Ulus olarak tanınma bugün Türkiye’de Kürtlerin büyük çoğunluğunun talebi değil. Ama 1970’lere oranla günümüzde Kürt kimliğinin resmen tanınması talebinin Türkiyeli Kürtler arasında çok daha güçlü biçimde var olduğu da bir o kadar doğru. Son 25 yılda Türkiye’de yaşanan gelişmeler, bu tanınma talebini, geri çekilmesi, unutulması veya uzun bir zaman daha ertelenmesi mümkün olmayan bir aşamaya getirdi. Siyasal tahayyülleri bu taleple biçimlenmiş kuşaklar yetişti. Türkiye’de Cumhuriyet’in birliği içinde demokratik ilkelere sadık kalmak isteyenler, bu kimlik tanınması taleplerine çokkültürlülük veya çoğulculuk seçenekleri içinde çözüm arıyorlar.

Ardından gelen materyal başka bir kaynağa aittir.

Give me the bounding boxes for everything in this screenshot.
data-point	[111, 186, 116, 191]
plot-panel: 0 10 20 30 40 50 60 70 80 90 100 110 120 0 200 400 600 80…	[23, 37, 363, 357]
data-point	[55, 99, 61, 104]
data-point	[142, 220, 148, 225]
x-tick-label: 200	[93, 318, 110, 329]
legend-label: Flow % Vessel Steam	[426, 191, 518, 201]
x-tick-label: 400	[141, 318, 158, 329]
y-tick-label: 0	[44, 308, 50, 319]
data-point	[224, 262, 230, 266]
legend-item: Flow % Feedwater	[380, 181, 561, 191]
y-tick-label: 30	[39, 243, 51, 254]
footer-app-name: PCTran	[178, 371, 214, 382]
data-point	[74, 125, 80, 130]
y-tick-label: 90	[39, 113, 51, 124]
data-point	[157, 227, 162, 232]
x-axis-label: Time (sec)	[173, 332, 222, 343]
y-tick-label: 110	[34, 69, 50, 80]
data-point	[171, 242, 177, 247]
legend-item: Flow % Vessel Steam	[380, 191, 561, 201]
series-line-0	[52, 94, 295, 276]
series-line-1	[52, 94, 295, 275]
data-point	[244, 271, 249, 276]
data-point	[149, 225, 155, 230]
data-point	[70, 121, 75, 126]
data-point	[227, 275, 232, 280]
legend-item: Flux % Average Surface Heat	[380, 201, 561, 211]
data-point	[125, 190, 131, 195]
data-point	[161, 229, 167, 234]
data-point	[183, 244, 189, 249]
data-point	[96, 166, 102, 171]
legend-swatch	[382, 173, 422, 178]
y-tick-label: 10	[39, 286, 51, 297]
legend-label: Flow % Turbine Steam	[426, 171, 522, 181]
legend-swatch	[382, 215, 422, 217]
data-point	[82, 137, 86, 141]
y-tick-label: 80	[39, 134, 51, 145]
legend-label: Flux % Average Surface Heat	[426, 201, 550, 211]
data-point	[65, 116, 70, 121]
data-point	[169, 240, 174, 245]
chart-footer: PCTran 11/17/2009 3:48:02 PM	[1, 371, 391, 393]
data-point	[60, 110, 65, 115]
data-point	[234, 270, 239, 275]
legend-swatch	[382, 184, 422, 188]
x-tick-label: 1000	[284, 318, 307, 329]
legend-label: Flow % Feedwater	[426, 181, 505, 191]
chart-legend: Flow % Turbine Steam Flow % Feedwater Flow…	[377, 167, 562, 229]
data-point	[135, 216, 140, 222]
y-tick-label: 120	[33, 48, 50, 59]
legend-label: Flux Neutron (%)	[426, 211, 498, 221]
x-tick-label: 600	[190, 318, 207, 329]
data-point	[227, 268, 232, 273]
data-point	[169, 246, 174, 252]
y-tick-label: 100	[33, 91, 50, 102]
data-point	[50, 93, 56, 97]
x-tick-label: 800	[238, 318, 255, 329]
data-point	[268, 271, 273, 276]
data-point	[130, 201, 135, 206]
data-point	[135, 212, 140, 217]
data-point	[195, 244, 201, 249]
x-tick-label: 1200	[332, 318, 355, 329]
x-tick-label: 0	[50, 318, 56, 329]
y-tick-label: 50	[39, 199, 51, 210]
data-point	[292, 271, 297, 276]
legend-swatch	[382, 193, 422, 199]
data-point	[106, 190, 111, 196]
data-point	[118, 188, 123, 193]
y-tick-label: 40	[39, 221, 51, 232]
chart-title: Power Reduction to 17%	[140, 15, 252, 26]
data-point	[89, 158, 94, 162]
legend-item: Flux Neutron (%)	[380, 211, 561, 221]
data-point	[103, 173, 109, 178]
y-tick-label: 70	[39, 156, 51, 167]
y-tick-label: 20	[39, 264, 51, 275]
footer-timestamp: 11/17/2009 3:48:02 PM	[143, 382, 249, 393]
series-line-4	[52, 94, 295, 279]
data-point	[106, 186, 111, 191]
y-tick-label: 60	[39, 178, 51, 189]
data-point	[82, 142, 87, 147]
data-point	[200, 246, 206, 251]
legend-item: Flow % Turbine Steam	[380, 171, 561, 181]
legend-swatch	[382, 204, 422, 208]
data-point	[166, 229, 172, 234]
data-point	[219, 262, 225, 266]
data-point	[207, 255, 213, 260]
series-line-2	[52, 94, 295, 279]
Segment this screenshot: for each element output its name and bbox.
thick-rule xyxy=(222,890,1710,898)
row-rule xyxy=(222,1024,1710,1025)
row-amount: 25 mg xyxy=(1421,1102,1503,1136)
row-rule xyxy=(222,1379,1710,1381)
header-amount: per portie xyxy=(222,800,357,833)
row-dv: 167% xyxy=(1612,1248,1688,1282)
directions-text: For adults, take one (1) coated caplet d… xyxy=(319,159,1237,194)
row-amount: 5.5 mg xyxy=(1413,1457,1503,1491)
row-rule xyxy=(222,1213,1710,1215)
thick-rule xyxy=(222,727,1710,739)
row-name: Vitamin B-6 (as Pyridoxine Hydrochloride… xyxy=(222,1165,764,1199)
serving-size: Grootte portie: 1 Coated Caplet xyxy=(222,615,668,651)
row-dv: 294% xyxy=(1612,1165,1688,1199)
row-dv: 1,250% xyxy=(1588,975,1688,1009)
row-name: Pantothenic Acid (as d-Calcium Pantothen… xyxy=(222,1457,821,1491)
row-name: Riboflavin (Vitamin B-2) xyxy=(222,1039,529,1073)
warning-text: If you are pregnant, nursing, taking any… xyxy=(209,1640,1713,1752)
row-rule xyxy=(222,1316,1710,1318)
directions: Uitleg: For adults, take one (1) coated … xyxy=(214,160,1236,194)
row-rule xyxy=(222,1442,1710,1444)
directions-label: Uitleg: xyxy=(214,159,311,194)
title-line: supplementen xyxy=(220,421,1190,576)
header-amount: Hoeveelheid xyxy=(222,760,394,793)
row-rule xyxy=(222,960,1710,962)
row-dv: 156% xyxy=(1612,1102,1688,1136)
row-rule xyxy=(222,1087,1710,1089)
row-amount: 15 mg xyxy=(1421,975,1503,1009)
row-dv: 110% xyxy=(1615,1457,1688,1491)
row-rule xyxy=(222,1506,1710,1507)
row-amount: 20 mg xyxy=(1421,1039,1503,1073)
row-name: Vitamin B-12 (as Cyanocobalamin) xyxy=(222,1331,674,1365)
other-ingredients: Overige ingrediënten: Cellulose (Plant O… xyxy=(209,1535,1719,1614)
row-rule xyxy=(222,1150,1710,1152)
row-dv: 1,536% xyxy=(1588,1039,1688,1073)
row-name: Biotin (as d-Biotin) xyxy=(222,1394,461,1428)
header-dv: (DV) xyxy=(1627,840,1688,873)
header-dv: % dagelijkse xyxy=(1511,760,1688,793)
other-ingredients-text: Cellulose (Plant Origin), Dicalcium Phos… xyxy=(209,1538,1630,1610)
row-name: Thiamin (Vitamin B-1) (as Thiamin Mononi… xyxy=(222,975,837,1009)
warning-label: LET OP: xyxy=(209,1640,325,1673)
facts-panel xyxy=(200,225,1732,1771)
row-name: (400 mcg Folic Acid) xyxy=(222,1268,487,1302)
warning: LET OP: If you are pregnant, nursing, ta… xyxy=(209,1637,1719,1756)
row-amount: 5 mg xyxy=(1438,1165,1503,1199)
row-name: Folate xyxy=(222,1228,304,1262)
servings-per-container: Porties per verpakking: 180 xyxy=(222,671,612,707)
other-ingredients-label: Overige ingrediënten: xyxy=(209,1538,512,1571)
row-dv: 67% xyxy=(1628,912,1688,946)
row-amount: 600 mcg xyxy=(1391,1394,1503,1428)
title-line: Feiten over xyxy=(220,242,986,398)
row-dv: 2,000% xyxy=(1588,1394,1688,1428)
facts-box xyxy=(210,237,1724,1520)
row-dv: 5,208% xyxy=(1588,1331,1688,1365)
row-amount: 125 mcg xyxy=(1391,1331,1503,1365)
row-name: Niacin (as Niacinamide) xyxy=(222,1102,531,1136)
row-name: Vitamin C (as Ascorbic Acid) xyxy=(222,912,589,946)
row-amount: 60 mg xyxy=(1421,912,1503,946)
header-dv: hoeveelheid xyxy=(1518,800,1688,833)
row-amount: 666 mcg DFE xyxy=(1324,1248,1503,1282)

Çok kültürlülük kavramı, bir toplumun birden fazla (dil, din, etnik/bölgesel) kimliğinin olduğunu ve bütün bu kimliklerin siyasal ve kültürel alanlarda yer alabilmesi gerektiğinin altını çizer. Siyasal-idari yapının bu yaklaşım ışığında oluşturulmasını önerir: Bunu yaparken, toplumu birleştiren üst-kimliğin zayıflamasına, kimliksel cemaatleşmenin güçlenmesine, toplumun aralarında dayanışma ilişkisi gevşek alt-toplumlar toplamı biçimde yapılanmasına yol açabilir. Bir siyasal program olarak çokkültürlülük, bu kimlik ögelerinin siyasal norm ve kurumlara egemen olmasını öngörür. Bir siyasal programa dönüşen çokkültürlülük normatif bir içerik kazanır. Türkiye’de Cumhuriyet’in kurucu normları, toplumsal gelenek ve demografik yapı dikkate alındığında, böyle bir çokkültürlülük anlayışı üzerine inşa edilmiş çözümün mümkün olduğunu ve tüm taraflar açısından arzulanabilir sonuçlar içerdiğini söylemek zordur.

Çoğulculuk kavramı ise, siyasal alandaki çoğulculuğu biçimsel olarak andırır. Toplumda farklı etnik/kültürel kimlikler olduğunu, bunların varlıklarının ve kendilerini ifade etmelerinin indirgenemez bir meşruiyeti haiz olduğunu kabul ederken, bunların her alanda temsil edilmesini bir zorunluluk olarak görmez. Örneğin çokkültürlülüğü siyasal temsil alanına bir norm olarak taşımayı içermez. Çoğulculuk siyasal temsil alanında alt-kimlik ifadelerinin yasaklanmasını gerektirmez, ama bu kimliklerin idari ve siyasi yapıda zorunlu temsiline yer vermeyi de öngörmez. Buna karşılık, dilin eğitimi ve kullanımı alanlarında iki farklı seviye olduğunu kabul eder. Resmî dilin tek olması, toplumda belli bir yoğunlukta kullanılan diğer dillerin eğitim, basın-yayın ve kültür alanlarında kullanılmasının engellenmesini gerektirmez. Laik çoğulculuk resmî bir din fikrini reddederken, Türkiye’de olduğu gibi, Diyanet İşleri Başkanlığı kisvesi altında oluşturulan resmi “toplumsal çimento” işlevini de kabul etmez.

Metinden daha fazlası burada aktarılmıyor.